CEST comes up trumps for HMRC’s tax yield, again

This isn’t the first time that CEST’s use in the public sector has resulted in a controversial multi-million pound tax yield for HMRC. In November 2018, a National Audit Office (NAO) report revealed that the BBC had adopted CEST in mid-2017, replacing an employment test developed with Deloitte in liaison with HMRC.

Having been used to assess the status of 663 freelancers between August 2017 and June 2018, CEST found 92% to be deemed ‘employed for tax purposes’. Consequently, the BBC paid £8.3m of tax on account to the taxman between April and September 2017, to cover potential tax that HMRC believed should have been paid following the introduction of the Off-Payroll rules.

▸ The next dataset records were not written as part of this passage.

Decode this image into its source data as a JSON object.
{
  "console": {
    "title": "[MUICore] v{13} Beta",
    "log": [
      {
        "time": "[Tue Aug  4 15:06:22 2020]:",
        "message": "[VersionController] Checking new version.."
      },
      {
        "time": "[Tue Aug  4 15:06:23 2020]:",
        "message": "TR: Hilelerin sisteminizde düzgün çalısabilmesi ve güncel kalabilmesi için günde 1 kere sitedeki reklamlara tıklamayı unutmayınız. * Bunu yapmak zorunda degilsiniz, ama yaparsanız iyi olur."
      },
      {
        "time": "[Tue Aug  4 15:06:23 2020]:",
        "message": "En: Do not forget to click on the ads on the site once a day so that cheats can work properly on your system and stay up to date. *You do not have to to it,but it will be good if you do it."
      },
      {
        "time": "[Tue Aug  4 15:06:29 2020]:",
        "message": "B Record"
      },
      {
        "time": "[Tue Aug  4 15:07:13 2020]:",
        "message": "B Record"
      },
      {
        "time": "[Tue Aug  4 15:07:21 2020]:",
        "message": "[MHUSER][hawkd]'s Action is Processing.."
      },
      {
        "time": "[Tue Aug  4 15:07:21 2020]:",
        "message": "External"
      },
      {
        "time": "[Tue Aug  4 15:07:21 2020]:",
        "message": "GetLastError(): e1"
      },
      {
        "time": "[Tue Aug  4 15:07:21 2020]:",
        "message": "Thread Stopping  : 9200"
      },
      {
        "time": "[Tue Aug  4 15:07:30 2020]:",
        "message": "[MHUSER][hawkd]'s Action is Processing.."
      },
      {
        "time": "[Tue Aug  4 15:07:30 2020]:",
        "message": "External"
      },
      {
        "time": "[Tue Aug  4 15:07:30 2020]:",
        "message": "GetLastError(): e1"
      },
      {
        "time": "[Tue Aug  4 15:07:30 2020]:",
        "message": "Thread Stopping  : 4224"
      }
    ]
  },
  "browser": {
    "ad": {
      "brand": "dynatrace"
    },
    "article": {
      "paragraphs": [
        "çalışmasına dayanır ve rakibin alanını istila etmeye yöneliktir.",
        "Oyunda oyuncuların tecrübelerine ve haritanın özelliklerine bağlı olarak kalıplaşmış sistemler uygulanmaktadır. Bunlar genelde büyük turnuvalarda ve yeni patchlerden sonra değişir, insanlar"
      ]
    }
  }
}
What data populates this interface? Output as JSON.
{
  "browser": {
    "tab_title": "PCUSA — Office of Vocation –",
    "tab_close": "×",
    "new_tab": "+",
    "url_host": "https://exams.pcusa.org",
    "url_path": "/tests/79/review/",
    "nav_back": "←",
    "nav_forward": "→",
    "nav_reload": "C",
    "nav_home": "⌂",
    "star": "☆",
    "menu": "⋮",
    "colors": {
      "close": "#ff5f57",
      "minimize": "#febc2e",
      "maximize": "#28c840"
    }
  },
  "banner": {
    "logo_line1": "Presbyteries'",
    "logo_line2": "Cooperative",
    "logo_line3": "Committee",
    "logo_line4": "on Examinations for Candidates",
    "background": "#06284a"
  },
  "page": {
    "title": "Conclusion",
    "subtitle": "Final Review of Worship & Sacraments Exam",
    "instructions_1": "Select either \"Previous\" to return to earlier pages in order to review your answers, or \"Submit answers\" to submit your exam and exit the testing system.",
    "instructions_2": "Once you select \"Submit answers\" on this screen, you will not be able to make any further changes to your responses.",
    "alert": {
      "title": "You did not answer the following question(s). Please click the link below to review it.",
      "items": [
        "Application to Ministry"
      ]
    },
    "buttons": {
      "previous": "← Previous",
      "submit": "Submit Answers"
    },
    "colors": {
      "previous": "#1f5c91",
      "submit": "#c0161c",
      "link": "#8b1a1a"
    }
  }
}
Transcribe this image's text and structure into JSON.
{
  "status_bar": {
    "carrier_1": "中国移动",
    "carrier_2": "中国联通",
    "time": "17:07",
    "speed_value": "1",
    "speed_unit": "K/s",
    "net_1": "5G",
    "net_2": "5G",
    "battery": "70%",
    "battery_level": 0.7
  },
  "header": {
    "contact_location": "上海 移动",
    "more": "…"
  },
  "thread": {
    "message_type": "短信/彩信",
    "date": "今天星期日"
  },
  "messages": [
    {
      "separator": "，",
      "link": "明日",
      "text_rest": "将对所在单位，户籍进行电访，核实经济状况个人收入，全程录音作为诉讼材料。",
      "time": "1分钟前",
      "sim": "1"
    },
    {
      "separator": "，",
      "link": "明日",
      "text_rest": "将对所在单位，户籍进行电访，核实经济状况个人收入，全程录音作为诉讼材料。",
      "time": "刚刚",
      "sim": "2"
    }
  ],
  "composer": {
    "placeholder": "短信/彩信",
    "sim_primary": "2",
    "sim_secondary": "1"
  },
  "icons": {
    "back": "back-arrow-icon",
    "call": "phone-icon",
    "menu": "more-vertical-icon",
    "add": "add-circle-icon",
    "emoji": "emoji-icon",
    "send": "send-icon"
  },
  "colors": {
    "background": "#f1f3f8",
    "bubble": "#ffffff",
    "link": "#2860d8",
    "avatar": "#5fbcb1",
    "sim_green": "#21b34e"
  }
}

Whereas the NHS Digital tax bill is roughly half of this sum, the report also notes that the total annual cost of temporary labour also increased by £3.2m to £16.3m in 2018-19.

NHS report proves CEST use is a recipe for disaster

As ContractorCalculator CEO Dave Chaplin highlights, CEST’s fundamental flaws, coupled with HMRC’s propensity for challenging its outcomes, make its adoption an incredibly ill-judged idea:

“It’s no secret that CEST is as useful as a chocolate fireguard. Because of how biased CEST is, the only way to get an ‘outside IR35’ determination is primarily on substitution. The problem is, CEST does not ask any questions after that, meaning it hands out determinations that have been made in a manner contrary to how the courts look at these cases.”

Chaplin concludes: “As we’ve said many times, make sure you use an insurance-backed solution. And if you don’t use our own solution IR35 Shield, then use someone else. But whatever you do, do not use CEST.”